Preparing for a vacation at home is a lot easier. Work ahead at work. Think about what you might do with your lazy days.

This year it's going to be a long vacation at home for me. It's not that we don't have anywhere we'd like to go -- or the money to go there, for that matter. But my husband doesn't have time off. And I need him to give me shots every night. I might be able to get away with doing one of the mini Lupron shots -- though I bet I'd faint. But once I start those progesterone in oil shots, there's no separating us for more than 24 hours at a time.

I'm not really good at lazy days, so unstructured time actually stresses me out. I'm sure I'll fill the calendar with plenty to do around Chicago. We have some museum memberships that we could put to good use. My daughter is old enough to take in a neighborhood or architectural tour and learn something. I haven't done one of those since high school. We'll hit the beach. Lincoln Park Zoo. Maybe a suburban pool. I'd like her to work on her bike riding. We'll stay up late and do some star gazing. I'd love to take a day trip to go hiking ... maybe someplace with a waterfall. There's the American Girl Place, too. We'll visit with friends, get ready for school, go see some movies. Squeeze in some scrapbooking, too.

Mixed in with all that will be the pills, the shots, the retrieval, sperm collection, embryo transfer and the beginning of my two-week wait. That's the part I dread. The wait. But I'm not going to try to write about the emotions of that.

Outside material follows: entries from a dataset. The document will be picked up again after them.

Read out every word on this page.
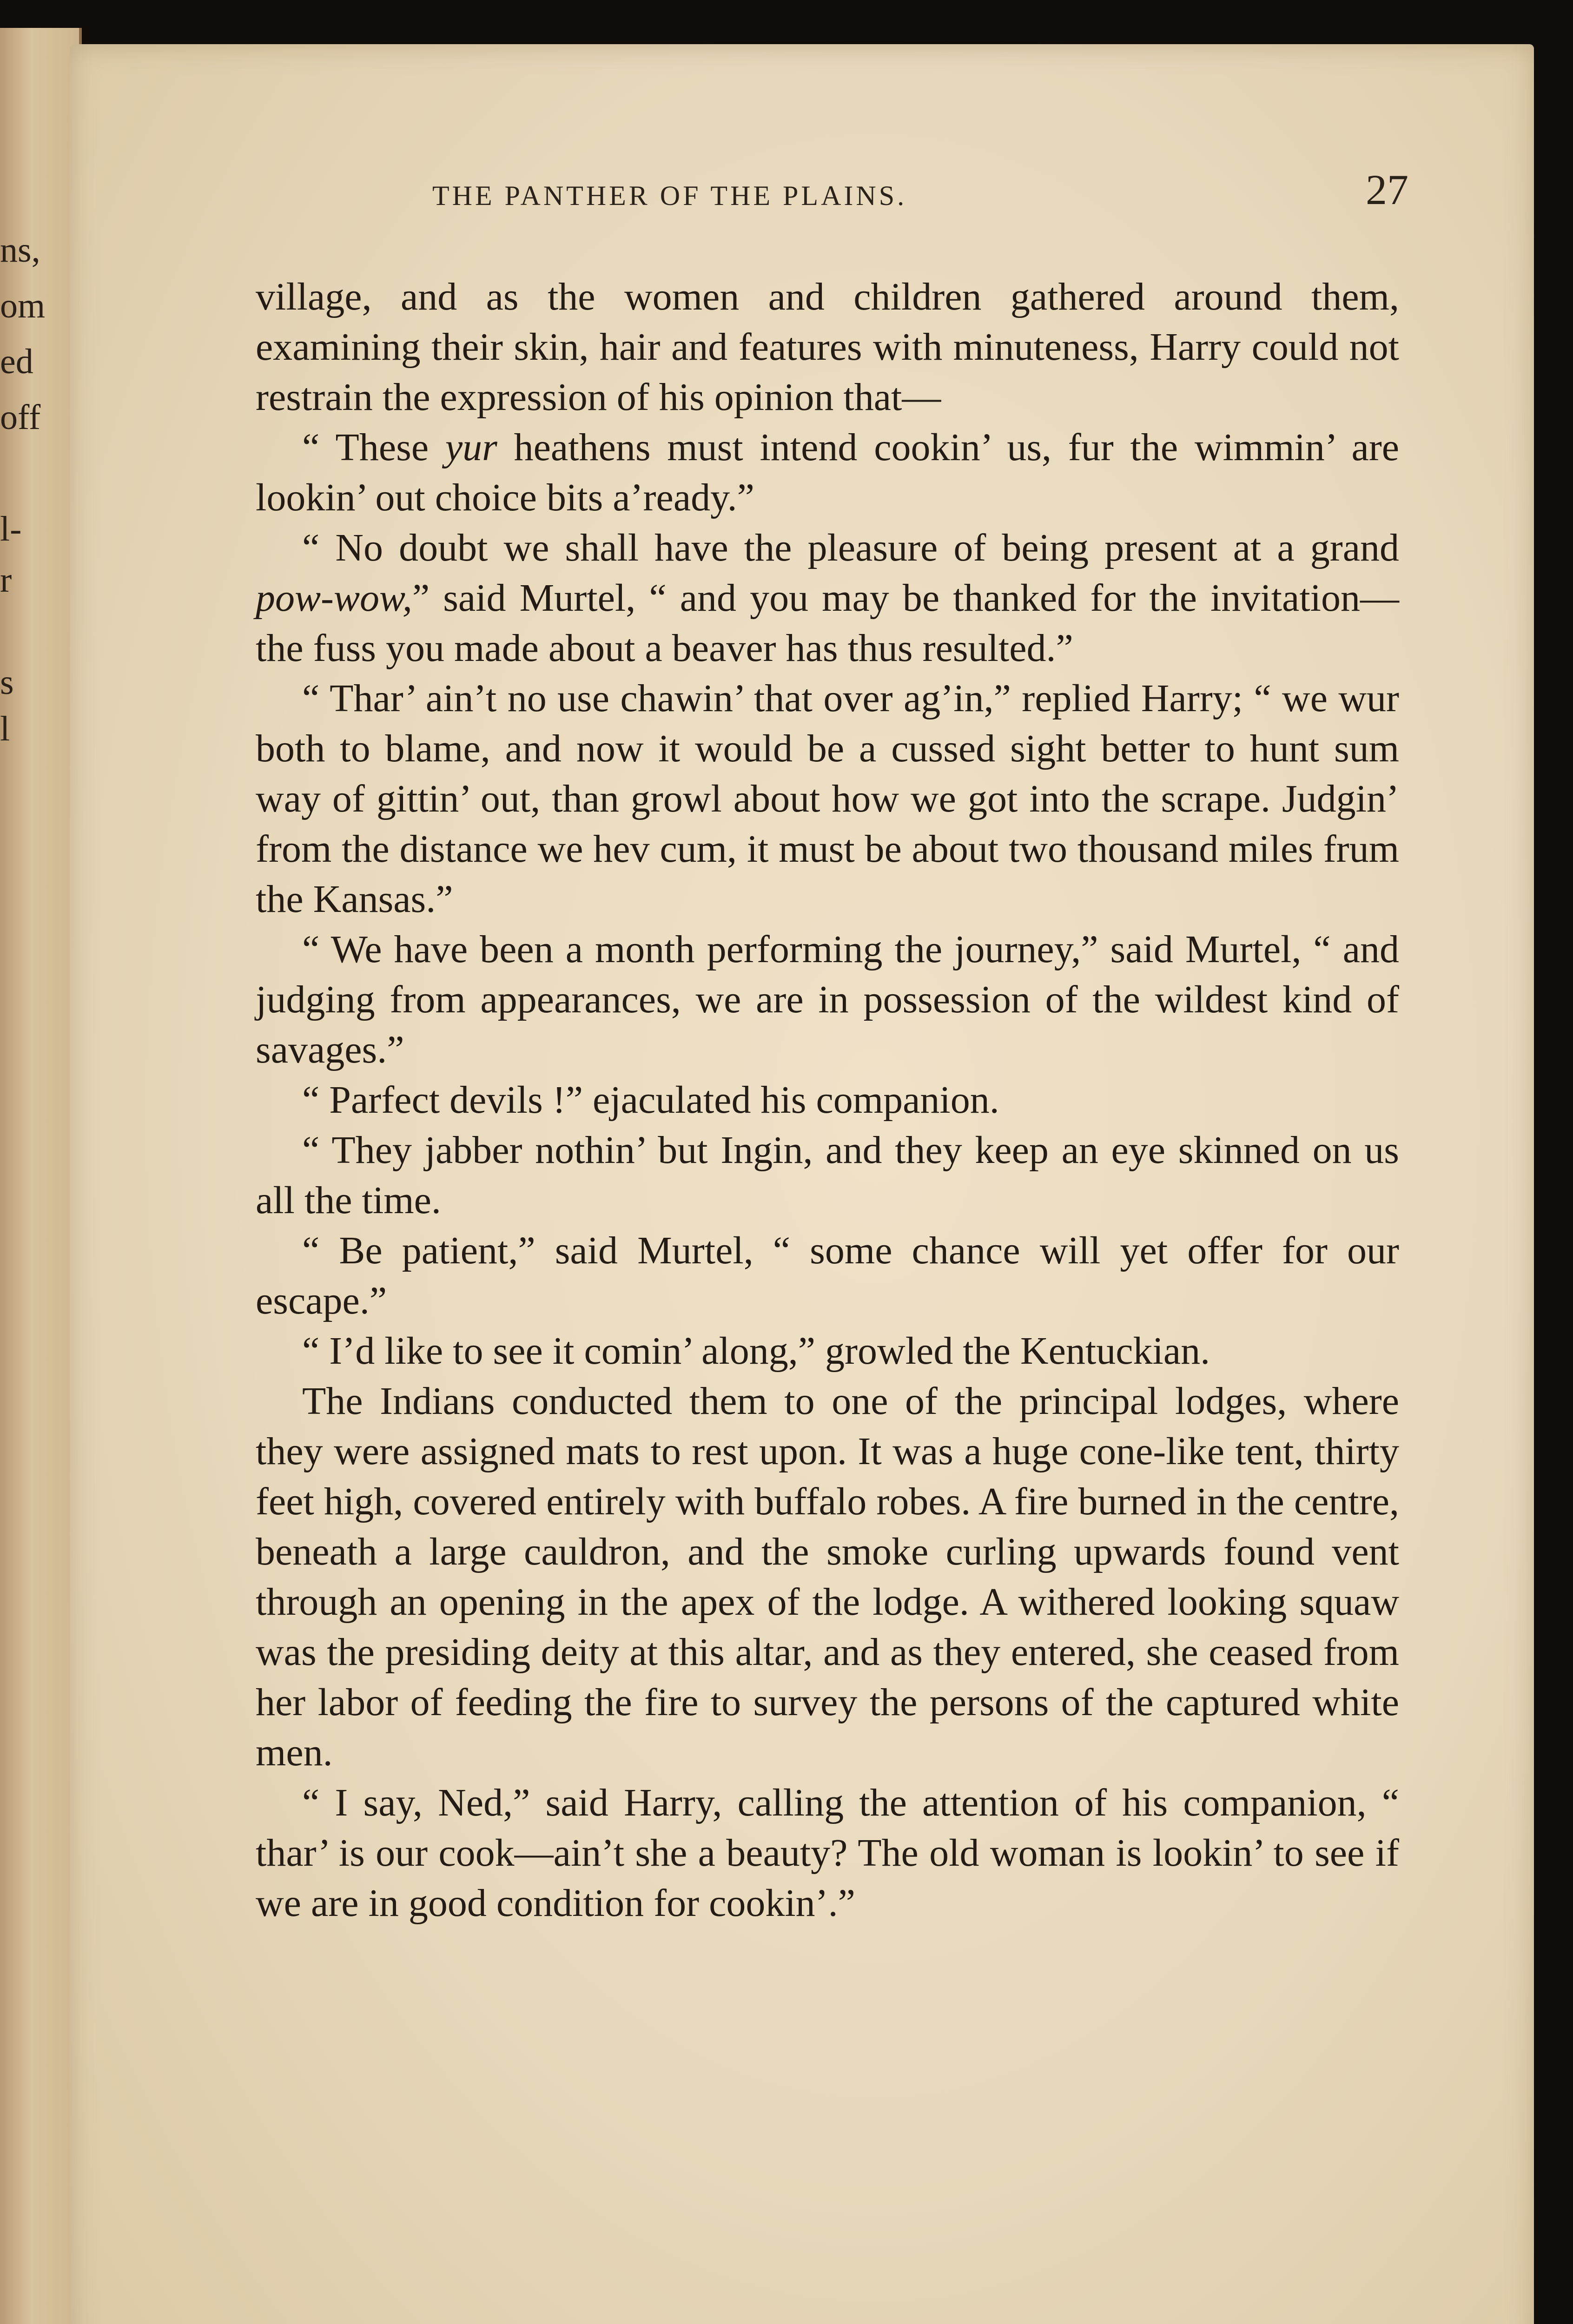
ns,
om
ed
off
l-
r
s
l
THE PANTHER OF THE PLAINS.	27

village, and as the women and children gathered around them, examining their skin, hair and features with minuteness, Harry could not restrain the expression of his opinion that—

“ These yur heathens must intend cookin’ us, fur the wimmin’ are lookin’ out choice bits a’ready.”

“ No doubt we shall have the pleasure of being present at a grand pow-wow,” said Murtel, “ and you may be thanked for the invitation—the fuss you made about a beaver has thus resulted.”

“ Thar’ ain’t no use chawin’ that over ag’in,” replied Harry; “ we wur both to blame, and now it would be a cussed sight better to hunt sum way of gittin’ out, than growl about how we got into the scrape. Judgin’ from the distance we hev cum, it must be about two thousand miles frum the Kansas.”

“ We have been a month performing the journey,” said Murtel, “ and judging from appearances, we are in possession of the wildest kind of savages.”

“ Parfect devils !” ejaculated his companion.

“ They jabber nothin’ but Ingin, and they keep an eye skinned on us all the time.

“ Be patient,” said Murtel, “ some chance will yet offer for our escape.”

“ I’d like to see it comin’ along,” growled the Kentuckian.

The Indians conducted them to one of the principal lodges, where they were assigned mats to rest upon. It was a huge cone-like tent, thirty feet high, covered entirely with buffalo robes. A fire burned in the centre, beneath a large cauldron, and the smoke curling upwards found vent through an opening in the apex of the lodge. A withered looking squaw was the presiding deity at this altar, and as they entered, she ceased from her labor of feeding the fire to survey the persons of the captured white men.

“ I say, Ned,” said Harry, calling the attention of his companion, “ thar’ is our cook—ain’t she a beauty? The old woman is lookin’ to see if we are in good condition for cookin’.”
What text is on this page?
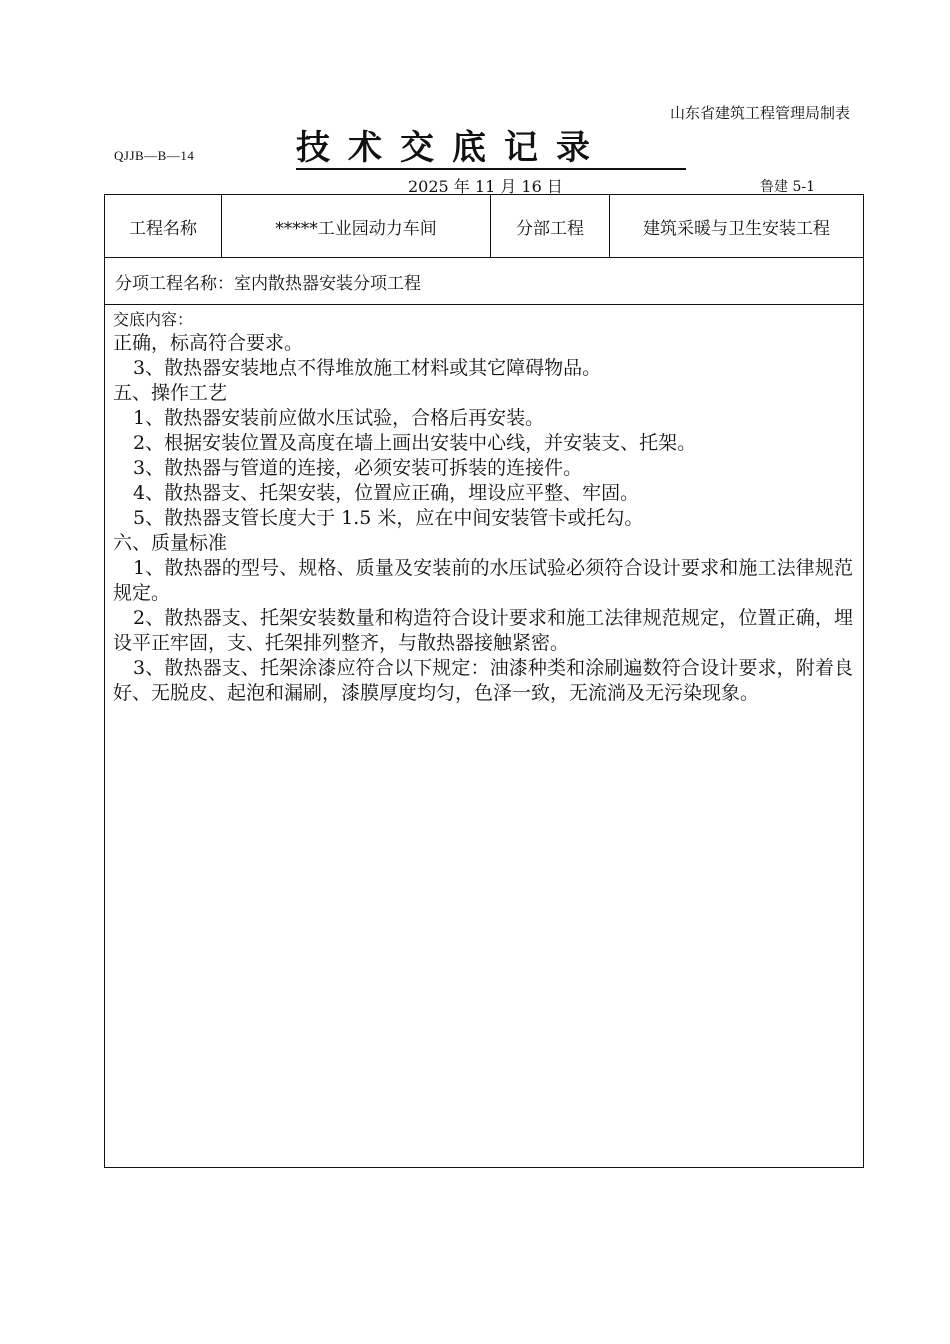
山东省建筑工程管理局制表
QJJB—B—14	技术交底记录
2025 年 11 月 16 日	鲁建 5-1
工程名称	*****工业园动力车间	分部工程	建筑采暖与卫生安装工程
分项工程名称：室内散热器安装分项工程

交底内容：
正确，标高符合要求。
3、散热器安装地点不得堆放施工材料或其它障碍物品。
五、操作工艺
1、散热器安装前应做水压试验，合格后再安装。
2、根据安装位置及高度在墙上画出安装中心线，并安装支、托架。
3、散热器与管道的连接，必须安装可拆装的连接件。
4、散热器支、托架安装，位置应正确，埋设应平整、牢固。
5、散热器支管长度大于 1.5 米，应在中间安装管卡或托勾。
六、质量标准
1、散热器的型号、规格、质量及安装前的水压试验必须符合设计要求和施工法律规范规定。
2、散热器支、托架安装数量和构造符合设计要求和施工法律规范规定，位置正确，埋设平正牢固，支、托架排列整齐，与散热器接触紧密。
3、散热器支、托架涂漆应符合以下规定：油漆种类和涂刷遍数符合设计要求，附着良好、无脱皮、起泡和漏刷，漆膜厚度均匀，色泽一致，无流淌及无污染现象。
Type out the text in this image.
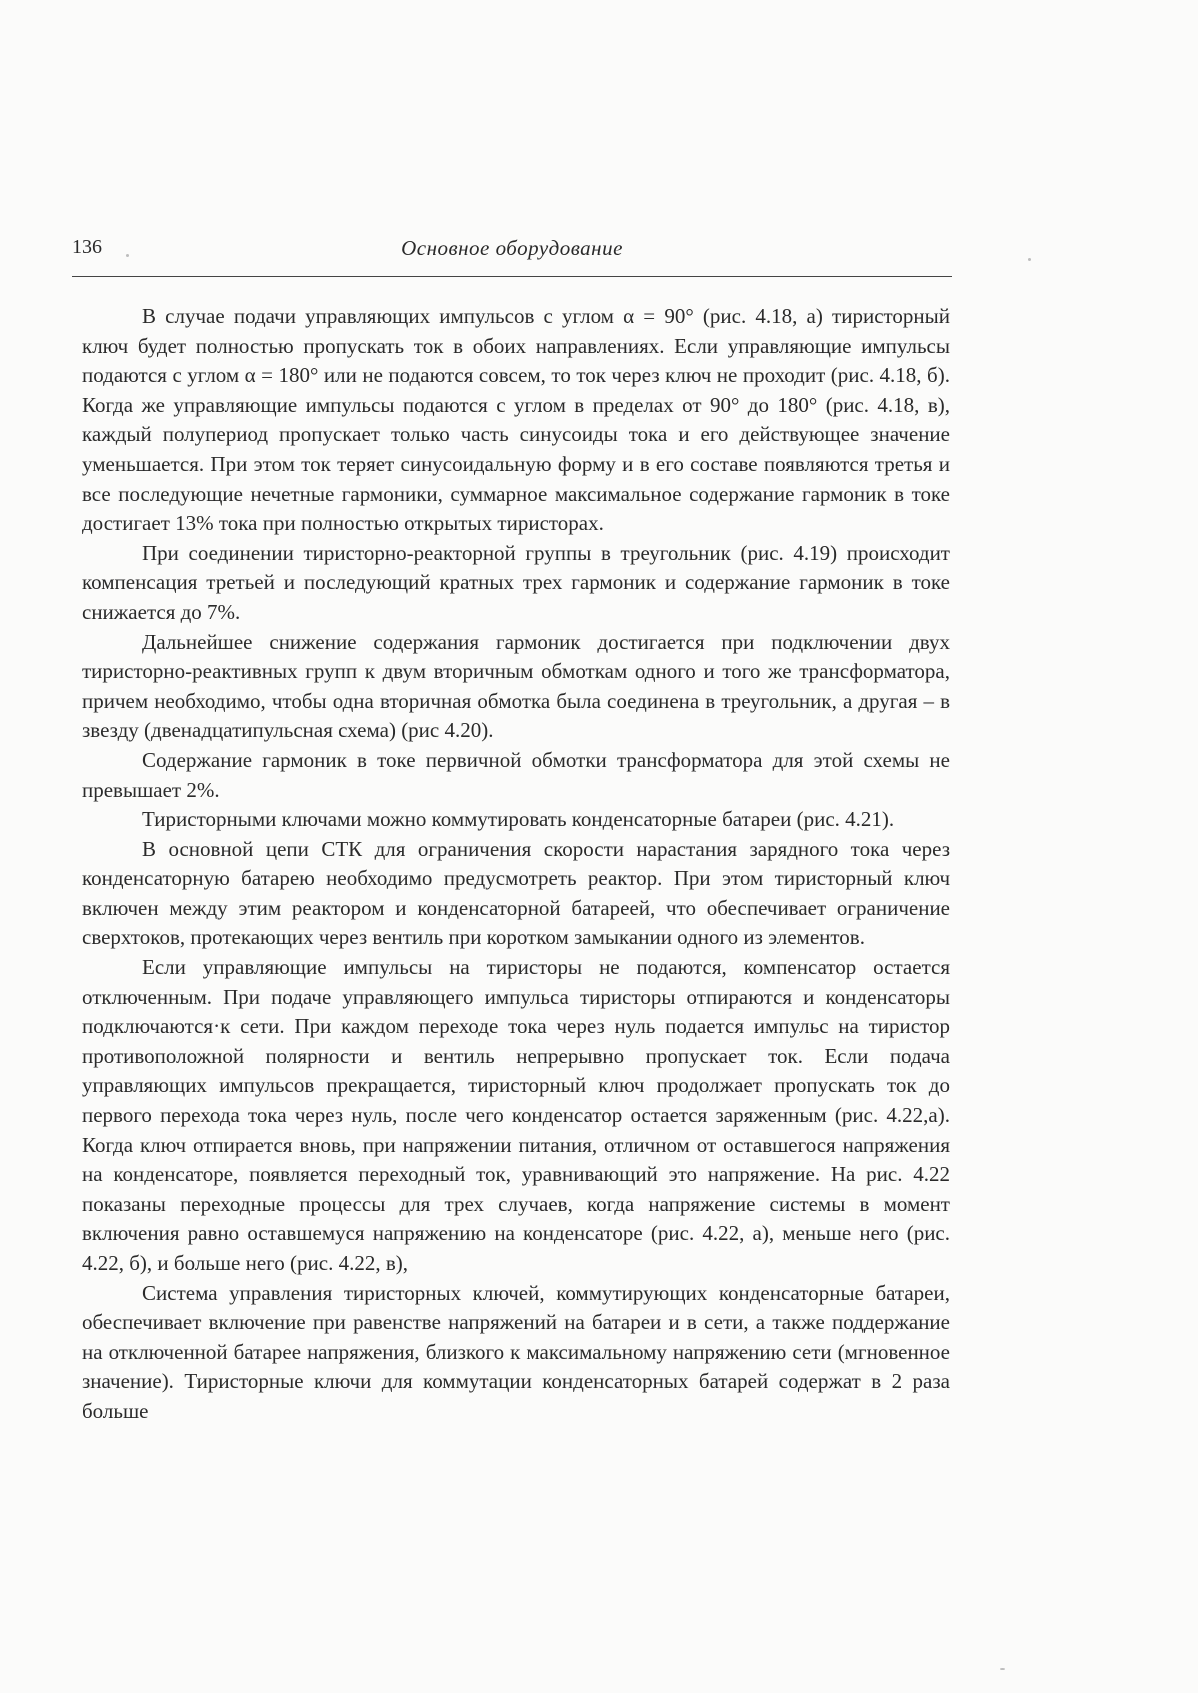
136	Основное оборудование

В случае подачи управляющих импульсов с углом α = 90° (рис. 4.18, а) тиристорный ключ будет полностью пропускать ток в обоих направлениях. Если управляющие импульсы подаются с углом α = 180° или не подаются совсем, то ток через ключ не проходит (рис. 4.18, б). Когда же управляющие импульсы подаются с углом в пределах от 90° до 180° (рис. 4.18, в), каждый полупериод пропускает только часть синусоиды тока и его действующее значение уменьшается. При этом ток теряет синусоидальную форму и в его составе появляются третья и все последующие нечетные гармоники, суммарное максимальное содержание гармоник в токе достигает 13% тока при полностью открытых тиристорах.

При соединении тиристорно-реакторной группы в треугольник (рис. 4.19) происходит компенсация третьей и последующий кратных трех гармоник и содержание гармоник в токе снижается до 7%.

Дальнейшее снижение содержания гармоник достигается при подключении двух тиристорно-реактивных групп к двум вторичным обмоткам одного и того же трансформатора, причем необходимо, чтобы одна вторичная обмотка была соединена в треугольник, а другая – в звезду (двенадцатипульсная схема) (рис 4.20).

Содержание гармоник в токе первичной обмотки трансформатора для этой схемы не превышает 2%.

Тиристорными ключами можно коммутировать конденсаторные батареи (рис. 4.21).

В основной цепи СТК для ограничения скорости нарастания зарядного тока через конденсаторную батарею необходимо предусмотреть реактор. При этом тиристорный ключ включен между этим реактором и конденсаторной батареей, что обеспечивает ограничение сверхтоков, протекающих через вентиль при коротком замыкании одного из элементов.

Если управляющие импульсы на тиристоры не подаются, компенсатор остается отключенным. При подаче управляющего импульса тиристоры отпираются и конденсаторы подключаются·к сети. При каждом переходе тока через нуль подается импульс на тиристор противоположной полярности и вентиль непрерывно пропускает ток. Если подача управляющих импульсов прекращается, тиристорный ключ продолжает пропускать ток до первого перехода тока через нуль, после чего конденсатор остается заряженным (рис. 4.22,а). Когда ключ отпирается вновь, при напряжении питания, отличном от оставшегося напряжения на конденсаторе, появляется переходный ток, уравнивающий это напряжение. На рис. 4.22 показаны переходные процессы для трех случаев, когда напряжение системы в момент включения равно оставшемуся напряжению на конденсаторе (рис. 4.22, а), меньше него (рис. 4.22, б), и больше него (рис. 4.22, в),

Система управления тиристорных ключей, коммутирующих конденсаторные батареи, обеспечивает включение при равенстве напряжений на батареи и в сети, а также поддержание на отключенной батарее напряжения, близкого к максимальному напряжению сети (мгновенное значение). Тиристорные ключи для коммутации конденсаторных батарей содержат в 2 раза больше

Instead, I'll send you to the most heart-breaking and insightful post I've ever read about the 2WW: http://infertile.org/infertility/the-two-week-wait-infertility-purgatory/

My 2WW will begin while I'm on vacation from a job in a troubled industry.
The last year at work has been defined by a couple of rounds of layoffs, added workload, decline in quality, bad morale. That's not the best environment for someone going through the hormonal ups and downs of pre-transfer and the anxiety that comes after transfer.
This three-week vacation was planned back in January when I thought I was going to do a February transfer. Luck just happened to place it at the optimum time for this first donor egg cycle.

It's one of those things that makes this all feel like this cycle is filled with good karma. It's keeping me positive.

And three weeks to play in one of the world's greatest cities ain't bad either.